GDPR gap analysis 

A GDPR assessment is the first step companies need to take on their journey to compliance. The purpose of the gap analysis is to assess an organisations level of compliance to the GDPR requirements, identify areas of non-compliance and provide an action plan to address these. Companies that conduct a GDPR readiness assessment will have a clear plan of what they need to do and how to do it, thus making the journey to compliance easy to understand and straightforward.

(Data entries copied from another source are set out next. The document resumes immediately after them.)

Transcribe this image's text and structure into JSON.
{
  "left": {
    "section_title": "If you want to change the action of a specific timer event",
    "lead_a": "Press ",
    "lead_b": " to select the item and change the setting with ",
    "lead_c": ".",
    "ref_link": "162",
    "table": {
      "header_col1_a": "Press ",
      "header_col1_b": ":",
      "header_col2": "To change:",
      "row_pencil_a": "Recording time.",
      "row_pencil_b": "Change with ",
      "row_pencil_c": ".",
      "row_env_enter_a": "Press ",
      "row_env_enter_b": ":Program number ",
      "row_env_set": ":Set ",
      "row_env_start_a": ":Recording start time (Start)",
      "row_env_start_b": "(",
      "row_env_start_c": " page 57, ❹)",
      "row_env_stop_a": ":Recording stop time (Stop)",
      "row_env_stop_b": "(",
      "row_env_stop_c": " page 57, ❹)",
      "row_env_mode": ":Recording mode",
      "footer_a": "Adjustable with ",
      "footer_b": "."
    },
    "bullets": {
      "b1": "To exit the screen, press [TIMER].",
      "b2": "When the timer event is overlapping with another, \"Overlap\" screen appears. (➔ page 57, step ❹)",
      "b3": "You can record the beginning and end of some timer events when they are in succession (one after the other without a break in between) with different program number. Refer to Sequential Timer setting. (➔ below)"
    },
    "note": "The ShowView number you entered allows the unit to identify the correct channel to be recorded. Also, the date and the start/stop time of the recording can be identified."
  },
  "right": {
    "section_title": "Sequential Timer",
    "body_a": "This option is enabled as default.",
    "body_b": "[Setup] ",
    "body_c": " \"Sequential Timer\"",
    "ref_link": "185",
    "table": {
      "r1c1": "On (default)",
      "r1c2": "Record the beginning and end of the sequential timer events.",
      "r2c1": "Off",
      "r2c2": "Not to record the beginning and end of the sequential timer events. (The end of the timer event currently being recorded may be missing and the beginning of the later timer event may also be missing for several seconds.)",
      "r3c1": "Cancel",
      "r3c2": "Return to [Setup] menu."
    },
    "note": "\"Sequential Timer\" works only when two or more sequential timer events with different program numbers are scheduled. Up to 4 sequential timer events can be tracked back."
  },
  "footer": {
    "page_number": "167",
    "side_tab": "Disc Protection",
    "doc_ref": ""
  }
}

Our GDPR assessment involves:

• Interviewing key staff who handle personal data e.g. IT, HR, Sales, Marketing, Customer Services, Senior Management, existing privacy staff

• A review of your GDPR related documentation e.g. policies, procedures, logs, registers etc

• Preparation of a comprehensive report that outlines:

  • Our findings of the current state of compliance against GDPR requirements using a Red, Amber, Green (RAG) status

  • A document review with comments and suggestions on improvements

  • An action plan identifying what needs to be done to address areas of non-compliance

Typically we need to speak to people that head up departments such as IT, HR, Marketing, Finance, Sales, compliance, legal and also anyone who currently has responsibility for privacy. It can also be good to speak to frontline staff that know the day to day job really well as they can often offer insights that managers can’t.

Once we have finished interviewing all your team, we will write up the report, which usually takes 1 day and then the report goes through our rigorous QA process to ensure it meets our quality standards. Typically this means you will have your report within 5 working days of the last interview.

The gap analysis is designed for organisations that may have done some bits and pieces around GDPR but don’t have an established compliance framework/programme in place. It’s really for those organisations who are starting on their journey to compliance. An audit is for those organisations who have put in place a framework/personal information management system and who want to carry out regular checks to make sure it is still operating as envisaged.

As part of your GDPR gap analysis, our team will cover the following main areas of compliance:

• Governance

• Risk management

• GDPR resourcing

• The need for a DPO (Data Protection Officer)

• Roles & responsibilities

• Scope of compliance

• Personal data processes

• PIMS (Personal Information Management System) & ISMS (Information Security Management System)

• Data subject rights

Typically interviews with individuals take in the region of 1-2 hours and we will work around your schedule to find a time that is convenient. We’re happy to book different slots of different days to make it work for you. Occasionally after meetings there may be one or two follow up questions, but we can usually address these via email.

If there are questions about the report, we can address these as part of the catch-up meeting which we normally have a few days after you have the report. If however, your question is urgent, please feel free to contact the consultant who conducted the gap analysis and they will be happy to answer any queries.